Constituição determina harmonia entre os Poderes, não vassalagem
Logo em seu 2º artigo, a Constituição da República determina: “São Poderes da União, independentes e harmônicos entre si, o Legislativo, o Executivo e o Judiciário”. Pois se existe algo que não existe entre eles é independência. Harmonia, então, nunca sequer se ouviu falar nisso. Essa divisão tripartite vem da França, de um pensador chamado Charles-Louis de Secondat, o Barão de Montesquieu, que teve a ideia da tripartição. O que Ulysses Guimarães, presidente da Câmara dos Deputados e da Assembleia Nacional Constituinte, chamava de livrinho e é livrão, mas não livre, o que a Constituição não manda em nenhum de suas centenas de artigos é um poder ser servil ao outro. Se seus integrantes se deixam pisar como num tapete, é por vassalagem própria, o capachismo nada tem de obrigatório.
Nos municípios, eis um baita problema, só existe um poder, o Executivo. Em regra, o prefeito manda na Câmara, que recebe para isso – e a referência não é ao duodécimo, a quantia de verba que todo mês entra. Em caso de briga, os vereadores o derrubam – as rusgas, claro, são sempre por dinheiro, secretarias ou a presidência do Legislativo. Nos Estados e no Distrito Federal, ampliam-se as asas do governador, que costuma acumular os três poderes – ou pelo menos tenta.

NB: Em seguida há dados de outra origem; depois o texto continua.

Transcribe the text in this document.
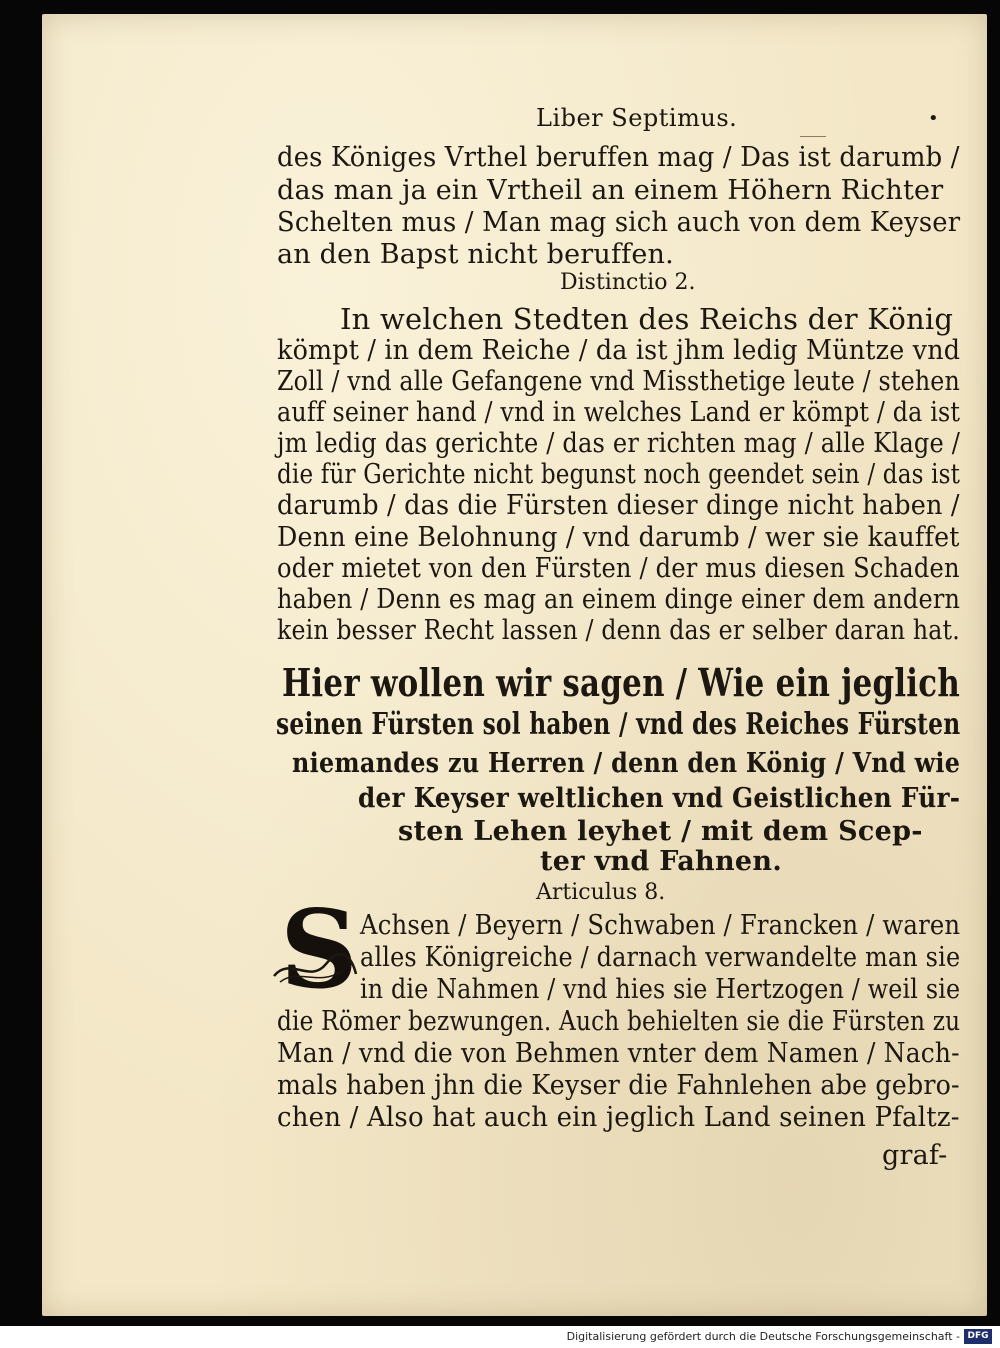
Liber Septimus.	•
des Königes Vrthel beruffen mag / Das ist darumb /
das man ja ein Vrtheil an einem Höhern Richter
Schelten mus / Man mag sich auch von dem Keyser
an den Bapst nicht beruffen.
Distinctio 2.
In welchen Stedten des Reichs der König
kömpt / in dem Reiche / da ist jhm ledig Müntze vnd
Zoll / vnd alle Gefangene vnd Missthetige leute / stehen
auff seiner hand / vnd in welches Land er kömpt / da ist
jm ledig das gerichte / das er richten mag / alle Klage /
die für Gerichte nicht begunst noch geendet sein / das ist
darumb / das die Fürsten dieser dinge nicht haben /
Denn eine Belohnung / vnd darumb / wer sie kauffet
oder mietet von den Fürsten / der mus diesen Schaden
haben / Denn es mag an einem dinge einer dem andern
kein besser Recht lassen / denn das er selber daran hat.
Hier wollen wir sagen / Wie ein jeglich
seinen Fürsten sol haben / vnd des Reiches Fürsten
niemandes zu Herren / denn den König / Vnd wie
der Keyser weltlichen vnd Geistlichen Für-
sten Lehen leyhet / mit dem Scep-
ter vnd Fahnen.
Articulus 8.
S Achsen / Beyern / Schwaben / Francken / waren
alles Königreiche / darnach verwandelte man sie
in die Nahmen / vnd hies sie Hertzogen / weil sie
die Römer bezwungen. Auch behielten sie die Fürsten zu
Man / vnd die von Behmen vnter dem Namen / Nach-
mals haben jhn die Keyser die Fahnlehen abe gebro-
chen / Also hat auch ein jeglich Land seinen Pfaltz-
graf-
Digitalisierung gefördert durch die Deutsche Forschungsgemeinschaft - DFG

Vêm dos Estados Unidos os sonhos de harmonia e independência. Não seriam poderes harmônicos como acobertadores das mazelas uns dos outros, mas como fiscalizadores entre si. Só não conhecendo o Brasil real para escrever uma ficção dessas. Dilma Rousseff e Fernando Collor foram derrubados da Presidência da República pelo Poder Legislativo, representado pelo Congresso Nacional, por sua vez representado pelo Senado, por sua vez presidido pelo presidente do STF. Viu como parece que essas linhas foram escritas por Dilma?
A realidade é outra. A harmonia depende das emendas e dos cargos, no caso de que trata esta página. O Supremo é composto, em sua maioria, por indicados nos mandatos do PT. A Câmara e o Senado têm bancadas voláteis, que mudam de opinião mais do que trocam de terno e de partido. Quem abaixa a guarda é nocauteado. Nos últimos tempos, mais precisamente desde a volta das eleições diretas para presidente da República, quem beija a lona é o chefe do Executivo, aí volta a roda-viva: ele sevicia os parlamentares, que compram apoio de prefeitos, que compram votos para si e para seus padrinhos deputados e senadores. E o Judiciário? Valida ou não.

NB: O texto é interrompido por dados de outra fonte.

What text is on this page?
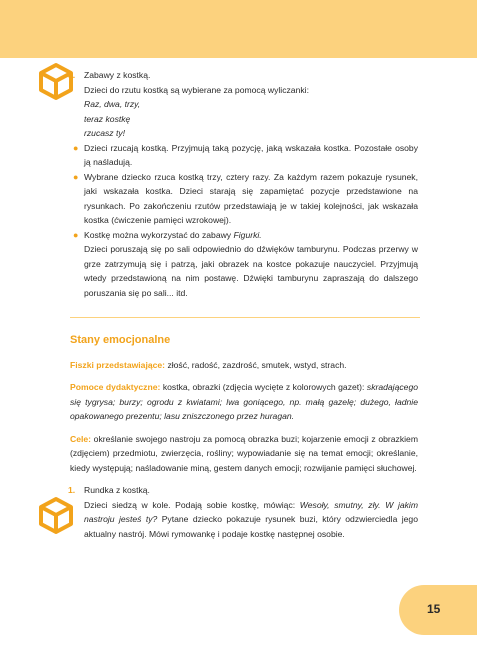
3. Zabawy z kostką.

Dzieci do rzutu kostką są wybierane za pomocą wyliczanki:

Raz, dwa, trzy,

teraz kostkę

rzucasz ty!

● Dzieci rzucają kostką. Przyjmują taką pozycję, jaką wskazała kostka. Pozostałe osoby ją naśladują.

● Wybrane dziecko rzuca kostką trzy, cztery razy. Za każdym razem pokazuje rysunek, jaki wskazała kostka. Dzieci starają się zapamiętać pozycje przedstawione na rysunkach. Po zakończeniu rzutów przedstawiają je w takiej kolejności, jak wskazała kostka (ćwiczenie pamięci wzrokowej).

● Kostkę można wykorzystać do zabawy Figurki.

Dzieci poruszają się po sali odpowiednio do dźwięków tamburynu. Podczas przerwy w grze zatrzymują się i patrzą, jaki obrazek na kostce pokazuje nauczyciel. Przyjmują wtedy przedstawioną na nim postawę. Dźwięki tamburynu zapraszają do dalszego poruszania się po sali... itd.

Stany emocjonalne

Fiszki przedstawiające: złość, radość, zazdrość, smutek, wstyd, strach.

Pomoce dydaktyczne: kostka, obrazki (zdjęcia wycięte z kolorowych gazet): skradającego się tygrysa; burzy; ogrodu z kwiatami; lwa goniącego, np. małą gazelę; dużego, ładnie opakowanego prezentu; lasu zniszczonego przez huragan.

Cele: określanie swojego nastroju za pomocą obrazka buzi; kojarzenie emocji z obrazkiem (zdjęciem) przedmiotu, zwierzęcia, rośliny; wypowiadanie się na temat emocji; określanie, kiedy występują; naśladowanie miną, gestem danych emocji; rozwijanie pamięci słuchowej.

1. Rundka z kostką.

Dzieci siedzą w kole. Podają sobie kostkę, mówiąc: Wesoły, smutny, zły. W jakim nastroju jesteś ty? Pytane dziecko pokazuje rysunek buzi, który odzwierciedla jego aktualny nastrój. Mówi rymowankę i podaje kostkę następnej osobie.

15
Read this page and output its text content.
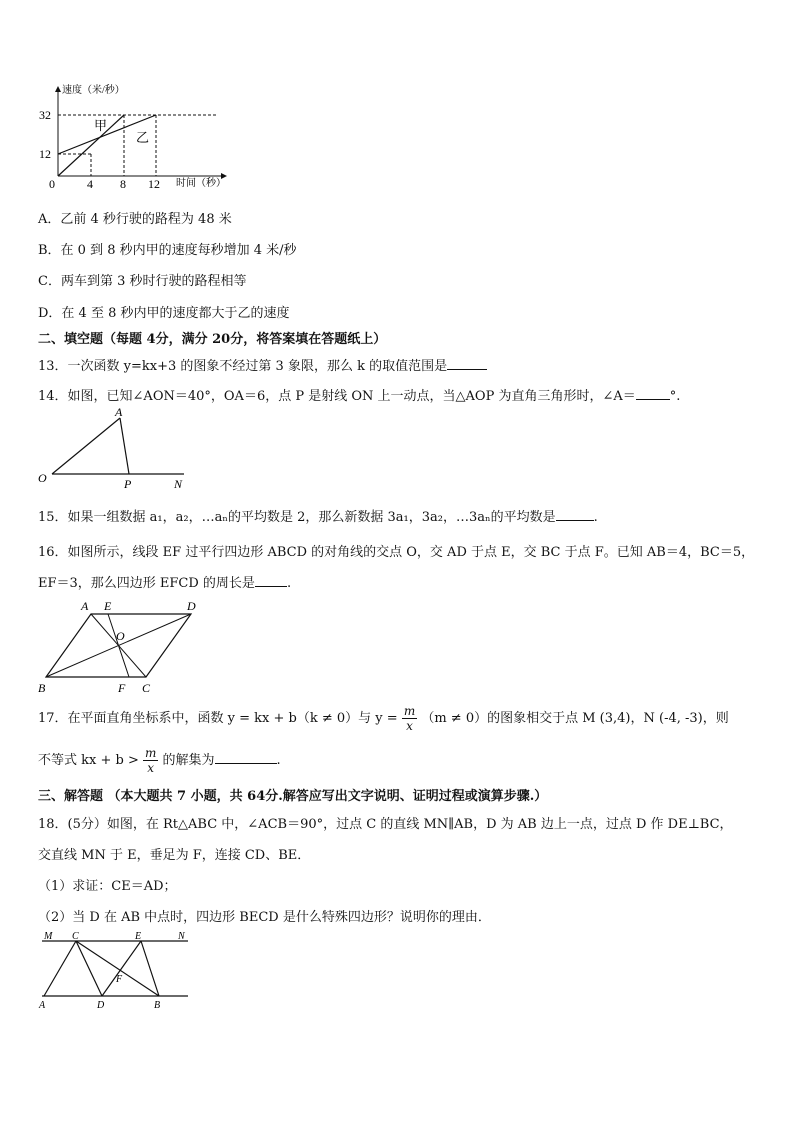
速度（米/秒）
时间（秒）
32
12
0	4 8 12
甲
乙
A．乙前 4 秒行驶的路程为 48 米
B．在 0 到 8 秒内甲的速度每秒增加 4 米/秒
C．两车到第 3 秒时行驶的路程相等
D．在 4 至 8 秒内甲的速度都大于乙的速度
二、填空题（每题 4分，满分 20分，将答案填在答题纸上）
13．一次函数 y=kx+3 的图象不经过第 3 象限，那么 k 的取值范围是
14．如图，已知∠AON＝40°，OA＝6，点 P 是射线 ON 上一动点，当△AOP 为直角三角形时，∠A＝	°.
A
O	P	N
15．如果一组数据 a₁，a₂，…aₙ的平均数是 2，那么新数据 3a₁，3a₂，…3aₙ的平均数是	.
16．如图所示，线段 EF 过平行四边形 ABCD 的对角线的交点 O，交 AD 于点 E，交 BC 于点 F。已知 AB＝4，BC＝5，
EF＝3，那么四边形 EFCD 的周长是 .
A E	D
O
B	F C
17．在平面直角坐标系中，函数 y = kx + b（k ≠ 0）与 $y = \frac{m}{x} (m \ne 0)$的图象相交于点 M (3,4)，N (-4, -3)，则
不等式 kx + $b > \frac{m}{x}$ 的解集为	.
三、解答题 （本大题共 7 小题，共 64分.解答应写出文字说明、证明过程或演算步骤.）
18．(5分）如图，在 Rt△ABC 中，∠ACB＝90°，过点 C 的直线 MN∥AB，D 为 AB 边上一点，过点 D 作 DE⊥BC，
交直线 MN 于 E，垂足为 F，连接 CD、BE．
（1）求证：CE＝AD；
（2）当 D 在 AB 中点时，四边形 BECD 是什么特殊四边形？说明你的理由．
M C	E	N
F
A	D	B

Parte da população acredita que os Ministérios Públicos sejam componentes do Judiciário, que pertencem ao Executivo. Pertencem é quase sempre o verbo adequado. Parece loucura, mas o governador escolhe o procurador-geral de Justiça, que é o chefe do MP estadual. O presidente pinça entre os integrantes do Ministério Público Federal o procurador-geral da República. Peraê, mas não é o PGR que oferece denúncia contra o presidente e o PGJ que ferra o governador? Sim, porém, não ou depende. Óbvio, dentro do que manda a Constituição, um órgão do Executivo (a PGR), chefiado por alguém (o PGR) pinçado pelo presidente, engaveta casos de quem o nomeou e oferece denúncia contra inimigos de quem o nomeou. Democracia é isso.